Yes, Sibuya Station. That was the last thing I did before my life changed. Before the best moment of my life would occur. It all started with 'Zinsê Itiro'. I was about to take my first steps out onto the 'Road of Life'.
If only I'd known what would happen to me when I took those steps. I chose love. I chose to press on, against all the odds. I could never have guessed that the thing that would stop me would be so…circumstantial.

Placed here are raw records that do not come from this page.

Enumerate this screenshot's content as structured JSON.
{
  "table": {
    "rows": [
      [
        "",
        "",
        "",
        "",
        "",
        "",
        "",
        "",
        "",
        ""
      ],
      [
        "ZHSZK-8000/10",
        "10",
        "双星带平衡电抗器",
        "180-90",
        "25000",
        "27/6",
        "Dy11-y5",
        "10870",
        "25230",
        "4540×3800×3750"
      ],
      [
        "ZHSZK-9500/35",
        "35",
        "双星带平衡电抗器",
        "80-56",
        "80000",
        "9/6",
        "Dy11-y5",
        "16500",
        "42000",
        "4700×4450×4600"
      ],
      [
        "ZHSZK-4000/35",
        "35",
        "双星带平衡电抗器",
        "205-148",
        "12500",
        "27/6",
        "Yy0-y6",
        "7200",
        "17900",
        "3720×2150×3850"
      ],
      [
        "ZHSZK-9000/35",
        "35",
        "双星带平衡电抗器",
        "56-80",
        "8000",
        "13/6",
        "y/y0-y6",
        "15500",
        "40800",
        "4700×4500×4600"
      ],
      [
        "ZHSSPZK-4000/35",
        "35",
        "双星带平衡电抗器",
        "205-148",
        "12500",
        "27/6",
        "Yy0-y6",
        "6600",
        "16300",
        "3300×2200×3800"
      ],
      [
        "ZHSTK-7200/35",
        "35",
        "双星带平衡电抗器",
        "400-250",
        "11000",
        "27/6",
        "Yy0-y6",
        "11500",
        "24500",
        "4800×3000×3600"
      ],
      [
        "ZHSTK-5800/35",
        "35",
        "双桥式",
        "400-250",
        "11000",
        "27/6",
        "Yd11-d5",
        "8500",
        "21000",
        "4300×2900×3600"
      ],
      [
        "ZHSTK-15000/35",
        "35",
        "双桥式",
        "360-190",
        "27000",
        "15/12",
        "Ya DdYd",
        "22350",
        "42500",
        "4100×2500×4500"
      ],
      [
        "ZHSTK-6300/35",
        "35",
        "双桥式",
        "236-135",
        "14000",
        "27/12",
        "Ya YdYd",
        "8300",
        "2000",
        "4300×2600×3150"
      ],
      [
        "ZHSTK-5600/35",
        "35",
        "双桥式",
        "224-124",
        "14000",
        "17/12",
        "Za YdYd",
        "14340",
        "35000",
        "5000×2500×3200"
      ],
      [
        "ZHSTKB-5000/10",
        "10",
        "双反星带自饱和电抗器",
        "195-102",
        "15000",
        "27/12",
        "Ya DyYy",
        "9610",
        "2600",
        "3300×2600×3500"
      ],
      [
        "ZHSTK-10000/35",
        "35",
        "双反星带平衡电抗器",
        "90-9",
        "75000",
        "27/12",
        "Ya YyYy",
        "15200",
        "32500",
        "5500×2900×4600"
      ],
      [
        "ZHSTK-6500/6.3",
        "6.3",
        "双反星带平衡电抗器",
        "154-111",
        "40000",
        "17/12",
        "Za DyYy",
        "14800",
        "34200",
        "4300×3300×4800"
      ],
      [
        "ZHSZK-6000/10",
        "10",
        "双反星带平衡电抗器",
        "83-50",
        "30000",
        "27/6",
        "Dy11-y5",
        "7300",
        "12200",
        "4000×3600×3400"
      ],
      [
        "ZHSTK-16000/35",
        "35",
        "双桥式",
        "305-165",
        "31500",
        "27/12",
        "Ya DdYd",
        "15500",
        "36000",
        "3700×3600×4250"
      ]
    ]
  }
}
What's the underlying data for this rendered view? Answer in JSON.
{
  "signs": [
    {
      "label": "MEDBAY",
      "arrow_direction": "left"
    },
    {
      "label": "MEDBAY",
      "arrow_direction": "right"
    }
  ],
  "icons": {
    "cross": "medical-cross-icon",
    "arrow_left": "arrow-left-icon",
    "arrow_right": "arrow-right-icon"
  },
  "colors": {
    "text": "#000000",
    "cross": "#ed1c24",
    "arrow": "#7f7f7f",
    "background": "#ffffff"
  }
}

How was I even going to know that I could possibly have you? How did I ever gain the courage to tell you how I felt? How could I possibly have been so apathetic to going to see Ms. Hibari, for God's sake? How could I not see that that would be the single most important thing to ever happen in my life?
And how could I possibly believe that it could last?
Zyan-tyan…oh, Zyan-tyan. I wish I'd never loved you. I wish you'd never blessed my life. Then I wouldn't have anything to regret.
My shirt is whipping in the wind. I suppose if I wasn't such an emotional wreck it would be unbearable along with the burning cold air surrounding me. Well, maybe I won't even have to jump. Maybe I'll freeze to death first.
For the first time, I clutch to a pole extruding from the building's roof. I guess I still have some of that natural instinct left: I really don't want to die.
But then, what else will I do? If I get off this roof and go downstairs, I know that no one will even be suspicious. Onodera and Ôtori will have no reason to doubt that I really did just come up here for fresh air. I do it all the time, after all: what should have made them think this was anything different?
I try to imagine what they'll think when they find me. Their mysterious boss, finally succumbing to some unknown internal dilemma. Will they be upset? Or relieved? I'm not quite sure which would make me feel better.
Oh, Zyan-tyan…that day, the day that everything changed…we were so happy; we felt like we could walk on air. Everything changed, everything was going to be perfect. All we needed was each other. We completed each other.
At least that's what I thought. I guess you didn't need me after all.
Were you actually ever in love with me? Was all that just a show? Were you just humoring a hopeless friend? Just to turn around and marry a woman? Maybe you were glad when it ended. Were you relieved to be rid of me, Zyan-tyan?
No! Zyan-tyan wouldn't do that to me! I should know that!
It's me who has a problem, not Zyan-tyan. I'm the only one I have to blame for my screwed up life.
I cling closer to the pole. It's starting to feel like my arm will fall off from numbness. But I don't really seem to care. I'm barely aware of my body; it's like I'm in a trance.
Why did I ever have to hear those words? To feel the flames of courage burning within me, to feel my spirit pushing me on through my entire ordeal.
To be able to do the things I needed to. To tell Zyan-tyan that I loved him.
It all started with 'Zinsê Itiro'.
Yes, it started with 'Zinsê Itiro', but it's going to end with 'Kanasî Sake'.
Notes: Another 'present-day' chapter. I admit, I'm still not quite sure what to do with Yamaki. I really have everything else planned out, but I'm not sure what to do with that. I think I might be influenced by reviewers. If you want Yamaki to live, beg for his life in a review! And while you're at it, go ahead and tell me what you think about the story, whether it's good or bad. Now for clarity notes.
The words 'Zinsê Itiro' and 'Kanasî Sake' are important, but I'm not going to explain them here because you're not actually supposed to know what they mean until later. If you want, you can look them up, but you're only going to ruin the story for yourself.
Also, 'Onodera' and Ôtori' are better known as 'Megumi' and 'Rêka', respectively, or even better as 'those two women who operate the Hypnos machinery'. It would be more natural for a Japanese person to call someone that they didn't know too well by their last name, often with some kind of honorific. Yamaki knows them so well that he doesn't use an honorific, but he still calls them by their last name because he's not really close to them. To be perfectly honest, I can't remember how he addresses them in the series, though if I really wanted to find out, it wouldn't be that hard. So I'm making an educated guess.